Bamsoet: Dalam menghadapi krisis global, saatnya untuk memulihkan ekonomi Pancasila

Home / MPR RI / Bamsoet: Dalam menghadapi krisis global, saatnya untuk memulihkan ekonomi Pancasila

Bambang Soesatyo, Presiden Bangladesh TRBUNNEWS.COM-MPR Indonesia, mengungkapkan bahwa penyakit ini pandemi secara global karena Covid-19 mengalami kebangkrutan besar-besaran. Sistem ekonomi global telah diperbaiki.

Virus Covid-19 tidak hanya menyebabkan krisis kesehatan, ekonomi, sosial dan politik, tetapi juga menyebabkan krisis globalisasi karena pengaruh kuat liberalisasi dan kapitalisme. Ini telah menjadi peluang bagi negara-negara seperti Indonesia dengan kekayaan sumber daya alam yang kaya untuk menjaga kedaulatan ekonomi mereka, yang tidak hanya bergantung pada globalisasi.

“Indonesia sekarang harus kembali ke sistem ekonomi Pancasila yang diwarisi dari negara pendiri. Pengganti Soekarno-Hatta terus menjadi ekonom seperti Emil Salim, Mubyarto, Dawam Rahardjo, dan sampai sekarang Didin S Damanhuri dan Erani Yustika. Ekonomi Pancasila adalah unik dan nyata, dan dijelaskan dalam Pasal 33 Undang-Undang Dasar Negara Republik Indonesia Tahun 1945 sebagai: Perwujudan dari lima perintah Pancasila, yaitu keadilan sosial untuk semua orang Indonesia, ”kata Bansue. , Ketika menjadi pembicara utama seminar dan ulasan buku “Globalisasi x”, kolaborasi MPR Indonesia, Institut Penelitian Pertanian Bogor (IPB) dan Rumah Penerbitan IPB, Sabtu, Bogor, Bogor (20/6/2020) ). Bappenas Suharso Monoarfa, kepala IPB Arif Satria, kepala antarmuka pengguna Ari Kuncoro, wakil presiden IPB Erika Budiarti Lakoni, profesor UGM Mudrajat Kuncoro, profesor IPB Didin S Damanhuri, dekan Fakultas Ekonomi dan Manajemen IPB Nunung Nuryantono, presiden Arif Agen Arif Budimanta, direktur eksekutif INDEF Tauhid Ahmadics dan INDEF Ahmad Erani Yustika.

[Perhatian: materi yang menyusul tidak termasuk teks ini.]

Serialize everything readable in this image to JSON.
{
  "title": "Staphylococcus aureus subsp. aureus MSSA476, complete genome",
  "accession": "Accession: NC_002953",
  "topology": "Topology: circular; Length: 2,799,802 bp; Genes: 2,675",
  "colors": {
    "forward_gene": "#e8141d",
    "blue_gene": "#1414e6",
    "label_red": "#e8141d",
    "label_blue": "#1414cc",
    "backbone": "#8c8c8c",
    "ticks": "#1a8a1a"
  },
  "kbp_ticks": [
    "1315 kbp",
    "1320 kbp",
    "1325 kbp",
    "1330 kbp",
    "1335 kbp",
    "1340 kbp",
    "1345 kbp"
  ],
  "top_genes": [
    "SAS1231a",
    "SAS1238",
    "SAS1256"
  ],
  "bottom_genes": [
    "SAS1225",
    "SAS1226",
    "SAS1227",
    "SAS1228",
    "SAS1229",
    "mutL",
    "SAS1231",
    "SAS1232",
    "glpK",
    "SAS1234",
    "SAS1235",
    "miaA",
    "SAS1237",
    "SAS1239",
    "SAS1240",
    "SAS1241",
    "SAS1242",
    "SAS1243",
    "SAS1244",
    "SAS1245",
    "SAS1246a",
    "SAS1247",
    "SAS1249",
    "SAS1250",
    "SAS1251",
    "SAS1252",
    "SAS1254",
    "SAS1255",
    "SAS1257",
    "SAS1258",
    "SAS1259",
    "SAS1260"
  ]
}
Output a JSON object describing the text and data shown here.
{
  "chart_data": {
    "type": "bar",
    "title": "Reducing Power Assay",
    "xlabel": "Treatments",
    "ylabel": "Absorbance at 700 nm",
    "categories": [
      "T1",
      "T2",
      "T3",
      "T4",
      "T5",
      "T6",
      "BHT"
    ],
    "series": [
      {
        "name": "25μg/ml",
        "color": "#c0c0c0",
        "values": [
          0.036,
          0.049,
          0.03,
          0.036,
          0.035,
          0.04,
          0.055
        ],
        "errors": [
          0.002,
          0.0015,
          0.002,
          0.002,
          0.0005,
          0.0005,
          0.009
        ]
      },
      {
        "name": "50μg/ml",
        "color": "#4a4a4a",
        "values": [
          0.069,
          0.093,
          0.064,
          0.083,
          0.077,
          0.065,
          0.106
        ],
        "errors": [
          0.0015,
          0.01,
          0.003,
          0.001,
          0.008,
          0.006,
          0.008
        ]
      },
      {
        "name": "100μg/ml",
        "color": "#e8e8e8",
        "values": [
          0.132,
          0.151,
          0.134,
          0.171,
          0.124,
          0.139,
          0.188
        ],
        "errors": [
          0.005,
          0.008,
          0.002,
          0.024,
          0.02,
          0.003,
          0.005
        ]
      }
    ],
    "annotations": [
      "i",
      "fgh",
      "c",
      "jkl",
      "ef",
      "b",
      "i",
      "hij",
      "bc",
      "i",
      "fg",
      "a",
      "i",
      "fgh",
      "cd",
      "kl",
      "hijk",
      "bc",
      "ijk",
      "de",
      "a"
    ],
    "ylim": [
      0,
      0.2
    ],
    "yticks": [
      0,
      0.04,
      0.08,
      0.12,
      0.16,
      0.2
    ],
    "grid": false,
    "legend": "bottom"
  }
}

Seorang mantan juru bicara Parlemen Indonesia menjelaskan bahwa pendiri negara jelas merumuskan sistem ekonomi nasional Indonesia. Alih-alih sistem ekonomi sosialis, dalam sistem ini, negara telah menjadi badan utama ekonomi.

Ekonomi kapitalis juga tidak. Dalam sistem ekonomi ini, individu dan pasar memainkan peran utama dalam menentukan perilaku ekonomi

“Sistem ekonomi kita adalah ekonomi Pancasila, yaitu ekonomi nasional berdasarkan nilai-nilai Pancasila Manajemen, itu memberikan prioritas pada agama, humaniora, etnis, demokrasi dan keadilan sosial, karena etika ekonomi dan bisnis diatur oleh MPR / MPR / UU No. VI tahun 2001 tentang etika kehidupan nasional, “jelas Bamsoet. -Wakil presiden Kamar Dagang dan Industri Indonesia menunjukkan bahwa cara-cara di mana ekonomi negara dikelola oleh moralitas, kolusi wirausaha terkemuka dan perilaku monopolistik tidak sejalan dengan moral kehidupan nasional.

Metode ini akan memiliki dampak negatif pada kesejahteraan sosial dan merusak nilai keadilan sosial.

Leave a Reply

Your email address will not be published.